そして、明るい茶髪の少女――アルが、小さくユリウスの背中を追いかけるように歩いていた。
「あれが噂の新型か……」
ユリウスは、試験台の上に置かれた改良型の銃を手に取り、弾倉を抜いてバネの感触を確かめる。
「ん……?」
指先に強い反発。思わず押し込んだ拍子に、バネが跳ねてユリウスの指先をかすめた。
「……いてっ」
「ユリウス様!?」
セシリアが心配そうに駆け寄るより早く、アルが小走りに彼の手を取り――
「出血反応、確認。応急処置を実行します」
そのまま、ユリウスの人差し指を自分の口元に運ぶと、ぺろりと舐めた。
ぬめりとした感触に、ユリウスはわずかに硬直する。
「ちょ、ちょっとアル! それはやりすぎだって!」
ミリが割り込むようにしてアルの肩を引っ張った。
「ユリウスの傷に女の子が口をつけるって、どういうことだよ!? なんかえっちだろ!」
「えっち、という意味がわかりません。感染リスクの低減を優先しました」
アルは真顔でそう答えながら、手元の布で丁寧にユリウスの指を拭った。
「えー……セシリア、今の見た?」
「う、うん。たしかにちょっと色っぽかったというか……」
「なに赤くなってんのさ! これは教育が必要だ、教育が!」
ミリが怒りながらも顔を真っ赤にして拳を握るのを見て、ラザルは思わず口元を押さえた。
笑ってしまいそうだった。
だがその笑いは、純粋な楽しさではなかった。
(……なんで、俺は……)
ユリウスたちが自然に笑い合い、じゃれあう姿――そこに嘘はなかった。誰かを傷つけることなく、仲間として共に歩もうとする空気が、確かにそこには存在していた。

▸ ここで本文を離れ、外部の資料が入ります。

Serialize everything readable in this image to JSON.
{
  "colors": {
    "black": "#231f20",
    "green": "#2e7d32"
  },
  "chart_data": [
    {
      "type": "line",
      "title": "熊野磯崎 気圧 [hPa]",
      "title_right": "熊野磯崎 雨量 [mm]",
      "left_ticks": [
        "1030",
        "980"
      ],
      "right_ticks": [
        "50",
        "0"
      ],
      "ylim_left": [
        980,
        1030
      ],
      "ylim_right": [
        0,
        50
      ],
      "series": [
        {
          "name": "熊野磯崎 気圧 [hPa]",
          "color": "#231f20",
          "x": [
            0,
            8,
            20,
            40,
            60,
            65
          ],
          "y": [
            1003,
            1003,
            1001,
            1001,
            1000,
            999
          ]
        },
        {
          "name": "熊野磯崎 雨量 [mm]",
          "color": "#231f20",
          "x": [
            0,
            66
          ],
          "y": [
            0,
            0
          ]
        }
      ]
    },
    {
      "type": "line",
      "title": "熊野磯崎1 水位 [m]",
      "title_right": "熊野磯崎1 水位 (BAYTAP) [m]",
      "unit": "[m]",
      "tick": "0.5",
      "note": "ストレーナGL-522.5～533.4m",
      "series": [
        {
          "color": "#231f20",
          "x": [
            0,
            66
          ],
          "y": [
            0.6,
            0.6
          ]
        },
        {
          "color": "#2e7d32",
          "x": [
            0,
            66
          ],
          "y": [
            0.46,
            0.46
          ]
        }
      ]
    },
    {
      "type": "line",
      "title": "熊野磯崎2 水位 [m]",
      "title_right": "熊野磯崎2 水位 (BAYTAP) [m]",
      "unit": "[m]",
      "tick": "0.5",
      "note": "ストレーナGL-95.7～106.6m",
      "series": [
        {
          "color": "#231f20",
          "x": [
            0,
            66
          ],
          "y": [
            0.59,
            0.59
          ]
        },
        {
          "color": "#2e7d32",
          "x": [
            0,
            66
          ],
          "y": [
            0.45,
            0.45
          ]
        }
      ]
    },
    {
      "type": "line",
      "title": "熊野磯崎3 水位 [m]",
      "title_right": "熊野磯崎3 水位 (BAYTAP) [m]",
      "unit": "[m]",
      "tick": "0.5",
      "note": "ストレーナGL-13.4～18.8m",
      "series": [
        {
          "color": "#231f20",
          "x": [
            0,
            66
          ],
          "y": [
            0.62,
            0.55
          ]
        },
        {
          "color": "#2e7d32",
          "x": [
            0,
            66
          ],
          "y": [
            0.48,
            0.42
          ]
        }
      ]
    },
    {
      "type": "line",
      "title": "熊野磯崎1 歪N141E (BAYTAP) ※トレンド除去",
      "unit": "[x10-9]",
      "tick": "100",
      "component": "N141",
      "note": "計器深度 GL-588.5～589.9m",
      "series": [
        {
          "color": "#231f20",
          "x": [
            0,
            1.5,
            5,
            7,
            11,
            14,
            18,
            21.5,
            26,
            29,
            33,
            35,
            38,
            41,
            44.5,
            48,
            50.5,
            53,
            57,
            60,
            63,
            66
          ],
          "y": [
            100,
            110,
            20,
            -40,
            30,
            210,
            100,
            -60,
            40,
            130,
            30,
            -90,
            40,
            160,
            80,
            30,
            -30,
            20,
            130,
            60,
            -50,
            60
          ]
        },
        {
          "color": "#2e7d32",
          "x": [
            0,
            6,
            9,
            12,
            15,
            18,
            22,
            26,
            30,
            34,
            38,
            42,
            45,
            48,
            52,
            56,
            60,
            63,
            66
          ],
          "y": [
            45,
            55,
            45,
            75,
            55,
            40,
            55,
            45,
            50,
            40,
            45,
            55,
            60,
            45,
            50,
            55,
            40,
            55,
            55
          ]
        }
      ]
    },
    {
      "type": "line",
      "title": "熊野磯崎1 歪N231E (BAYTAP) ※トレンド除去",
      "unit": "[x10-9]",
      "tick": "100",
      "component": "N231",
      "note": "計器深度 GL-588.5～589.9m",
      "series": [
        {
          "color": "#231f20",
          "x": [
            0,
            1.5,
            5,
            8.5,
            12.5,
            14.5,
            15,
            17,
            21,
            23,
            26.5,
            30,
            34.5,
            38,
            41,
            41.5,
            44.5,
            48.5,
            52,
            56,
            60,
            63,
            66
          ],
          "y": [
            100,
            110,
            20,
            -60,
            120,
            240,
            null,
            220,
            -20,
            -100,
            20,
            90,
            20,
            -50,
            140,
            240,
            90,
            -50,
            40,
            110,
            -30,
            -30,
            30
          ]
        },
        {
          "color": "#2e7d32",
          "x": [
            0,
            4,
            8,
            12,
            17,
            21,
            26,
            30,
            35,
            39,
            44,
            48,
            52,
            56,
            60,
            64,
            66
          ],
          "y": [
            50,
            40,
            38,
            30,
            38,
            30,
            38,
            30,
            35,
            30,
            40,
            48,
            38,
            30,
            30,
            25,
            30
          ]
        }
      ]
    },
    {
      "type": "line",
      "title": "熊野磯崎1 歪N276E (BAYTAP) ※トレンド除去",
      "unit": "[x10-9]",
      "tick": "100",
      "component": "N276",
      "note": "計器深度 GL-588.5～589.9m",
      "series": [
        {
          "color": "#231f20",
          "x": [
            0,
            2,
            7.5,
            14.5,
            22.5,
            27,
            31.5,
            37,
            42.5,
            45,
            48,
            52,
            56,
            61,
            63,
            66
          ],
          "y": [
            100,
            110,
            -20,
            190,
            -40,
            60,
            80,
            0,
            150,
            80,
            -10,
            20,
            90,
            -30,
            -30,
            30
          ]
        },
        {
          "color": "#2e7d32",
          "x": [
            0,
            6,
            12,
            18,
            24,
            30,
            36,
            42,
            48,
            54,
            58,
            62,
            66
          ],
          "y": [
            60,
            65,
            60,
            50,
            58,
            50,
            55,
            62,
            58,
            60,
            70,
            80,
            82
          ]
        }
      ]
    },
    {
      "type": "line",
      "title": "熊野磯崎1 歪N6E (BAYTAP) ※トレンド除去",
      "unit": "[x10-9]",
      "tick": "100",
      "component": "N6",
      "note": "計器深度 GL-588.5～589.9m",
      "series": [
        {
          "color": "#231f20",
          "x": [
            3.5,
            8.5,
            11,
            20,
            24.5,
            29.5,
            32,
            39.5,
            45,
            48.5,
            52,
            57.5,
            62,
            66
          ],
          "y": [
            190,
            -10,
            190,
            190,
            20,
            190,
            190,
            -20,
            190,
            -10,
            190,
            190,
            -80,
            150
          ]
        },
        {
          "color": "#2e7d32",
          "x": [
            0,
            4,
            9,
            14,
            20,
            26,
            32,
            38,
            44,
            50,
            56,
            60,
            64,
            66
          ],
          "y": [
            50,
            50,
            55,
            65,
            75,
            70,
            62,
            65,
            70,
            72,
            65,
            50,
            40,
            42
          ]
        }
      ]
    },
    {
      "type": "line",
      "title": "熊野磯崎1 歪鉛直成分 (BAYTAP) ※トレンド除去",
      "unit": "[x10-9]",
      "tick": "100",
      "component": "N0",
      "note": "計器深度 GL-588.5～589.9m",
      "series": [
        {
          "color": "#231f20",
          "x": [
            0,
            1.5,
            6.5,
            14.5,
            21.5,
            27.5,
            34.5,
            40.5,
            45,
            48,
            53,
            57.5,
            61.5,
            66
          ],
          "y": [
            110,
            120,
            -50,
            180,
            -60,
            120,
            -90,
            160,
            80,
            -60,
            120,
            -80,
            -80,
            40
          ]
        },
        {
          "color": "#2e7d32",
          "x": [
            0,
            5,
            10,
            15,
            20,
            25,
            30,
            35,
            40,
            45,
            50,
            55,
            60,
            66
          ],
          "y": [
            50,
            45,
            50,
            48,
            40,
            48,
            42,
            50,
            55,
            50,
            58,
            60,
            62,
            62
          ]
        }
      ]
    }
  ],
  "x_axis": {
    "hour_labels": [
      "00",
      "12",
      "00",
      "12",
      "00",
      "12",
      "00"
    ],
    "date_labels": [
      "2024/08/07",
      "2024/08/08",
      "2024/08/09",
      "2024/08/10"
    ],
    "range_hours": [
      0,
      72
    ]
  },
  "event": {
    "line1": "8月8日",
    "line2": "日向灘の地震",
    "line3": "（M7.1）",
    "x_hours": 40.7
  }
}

そして、東部で旧態依然とした貴族が統治する限り、こんな景色は見ることが出来ないこともわかっていた。
(本当に、壊すべきなのか? こんな場所を……)
葛藤が、ラザルの胸をかき乱す。だが今は、それに答えを出すには早すぎた。
「ラザル、次の工程だ!」
「あ、はい!」
呼ばれて慌てて返事を返し、彼は作業に戻る。
それでも、耳の奥には、ミリの怒った声と、アルの無表情な“舐め行為”がいつまでも残っていた。
そして――自分が何者で、どこに立っているのかも、改めて問い直さずにはいられなかった。